Semana Santa: Lunes Santo – Homilías

Lecturas

Aparte de las homilías, podrá ver comentarios de los padres de la Iglesia desglosados por versículos de aquellos textos que tengan enlaces disponibles.

- 1ª Lectura: Is 42, 1-7:
- Salmo: Sal 26, 1. 2. 3 y 13-14:
+ Evangelio: Jn 12, 1-11:




Homilías, comentarios y meditaciones desde la tradición de la Iglesia

Manuel Garrido Bonaño

Año Litúrgico Patrístico

Tiempo de Cuaresma. , Vol. 2, Fundación Gratis Date, Pamplona, 2001

Isaías 42,1-7: No gritará ni voceará por las calles. El poema presenta a un hombre, el Siervo de Yahvé, elegido por Él. Su espíritu lo consagra para establecer el derecho entre los pueblos, que es la ley de Dios. El Siervo se presenta humilde, sencillo, manso, delicado, pero en su actuación es firme, tenaz, fiel hasta conseguir la aceptación de su mensaje. Dios lo guía amorosamente, lo pone como alianza para las naciones, luz de los pueblos, liberador de los oprimidos. Es bien clara la tradición eclesial de atribuir a Jesucristo las cualidades del Siervo de Yahvé.

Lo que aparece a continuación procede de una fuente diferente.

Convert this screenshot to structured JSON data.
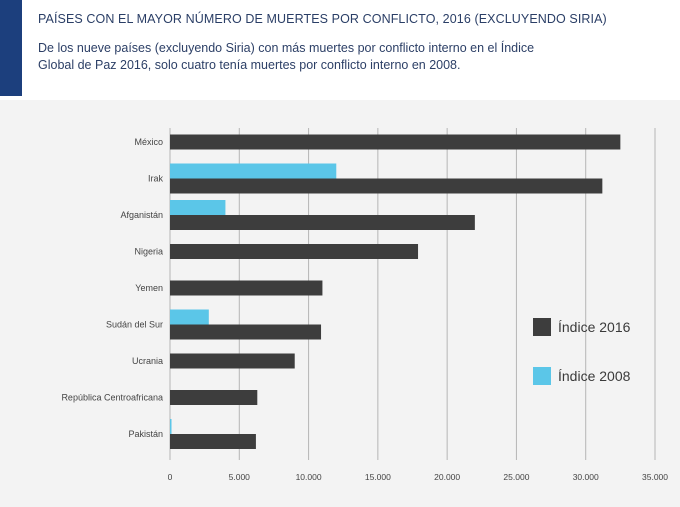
{
  "header": {
    "title": "PAÍSES CON EL MAYOR NÚMERO DE MUERTES POR CONFLICTO, 2016 (EXCLUYENDO SIRIA)",
    "subtitle_line1": "De los nueve países (excluyendo Siria) con más muertes por conflicto interno en el Índice",
    "subtitle_line2": "Global de Paz 2016, solo cuatro tenía muertes por conflicto interno en 2008."
  },
  "colors": {
    "accent": "#1c3f7d",
    "series_2016": "#3d3d3d",
    "series_2008": "#5bc6e8",
    "grid": "#b5b5b5",
    "panel": "#f3f3f3"
  },
  "chart_data": {
    "type": "bar",
    "orientation": "horizontal",
    "categories": [
      "México",
      "Irak",
      "Afganistán",
      "Nigeria",
      "Yemen",
      "Sudán del Sur",
      "Ucrania",
      "República Centroafricana",
      "Pakistán"
    ],
    "series": [
      {
        "name": "Índice 2016",
        "values": [
          32500,
          31200,
          22000,
          17900,
          11000,
          10900,
          9000,
          6300,
          6200
        ]
      },
      {
        "name": "Índice 2008",
        "values": [
          0,
          12000,
          4000,
          0,
          0,
          2800,
          0,
          0,
          100
        ]
      }
    ],
    "xlim": [
      0,
      35000
    ],
    "xticks": [
      0,
      5000,
      10000,
      15000,
      20000,
      25000,
      30000,
      35000
    ],
    "xtick_labels": [
      "0",
      "5.000",
      "10.000",
      "15.000",
      "20.000",
      "25.000",
      "30.000",
      "35.000"
    ],
    "grid": "vertical",
    "legend_position": "right"
  }
}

El Papa Juan Pablo II decía

«Quizá una vez el Señor nos haya llamado con sus palabras al propio Corazón. Y ha puesto de relieve este único rasgo: mansedumbre y humildad. Como si quisiera decir que solo por ese camino quiere conquistar al hombre; que quiere ser el Rey de los corazones mediante la mansedumbre y la humildad. Todo el misterio de su reinado está expresado en estas palabras. La mansedumbre y la humildad encubren en cierto sentido, toda la riqueza del Corazón del Redentor, sobre la que escribió San Pablo a los Efesios. Pero, también esa mansedumbre y humildad lo desvelan plenamente; y nos permiten conocerlo y aceptarlo mejor; lo hacen objeto de suprema admiración» (Alocución 20-VI-79).

–En el Salmo 26 tenemos un canto de confianza y seguridad en Dios, aun en medio de las pruebas más duras. Por ello, es la oración del Siervo de Yahvé, probado, sí, pero no abandonado. Es también la oración de los que deseamos seguir a Cristo y aprender de Él a ser manso y humilde de corazón: «El Señor es mi luz y mi salvación, ¿a quién temeré? El Señor es la defensa de mi vida, ¿quién me hará temblar? Cuando me asaltan los malvados para devorar mi carne, ellos, enemigos y adversario, tropiezan y caen. Si un ejército acampa contra mí mi corazón no tiembla; si me declaran la guerra, me siento tranquilo. Espero gozar de la dicha del Señor en el país de la vida. Espera en el Señor, sé valiente, ten ánimo, espera en el Señor».

Juan 12,1-11: ¡Déjala! Tenía guardado este perfume para el día de mi sepultura. Con ocasión de un banquete en casa del resucitado Lázaro, su hermana María unge a Jesús los pies con perfume. Judas critica tal gesto, pero Jesús ve en él un vaticinio de su embalsamamiento. Comenta San Agustín:

«Hemos oído el hecho; busquemos ahora su significado. ¡Oh alma, cualquiera que seas! si quieres ser fiel, unge con María los pies del Señor con precioso ungüento. Aquel ungüento significa justicia –por eso pesaba una libra– y era de gran precio –pístico–. Esta palabra no está desprovista de misterio, sino que está muy en consonancia con él. Pistis en griego significa fe. Querías obrar la justicia; el justo vive de la fe. Unge los pies de Jesús. Con tu buena vida sigue las huellas del Señor. Sécalos con tus cabellos; si tienes cosas superfluas, repártelas a los pobres, y así enjugas los pies del Señor... Tienes en qué emplear lo que te sobra; para ti son cosas superfluas, mas son necesarias a los pies del Señor... La casa se llenó de olor y el mundo se llena con la buena fama, porque la buena fama es un olor agradable. Quienes bajo el nombre de cristianos viven mal, injurian a Cristo...» (Trat. sobre el Evangelio de San Juan 50,6-7).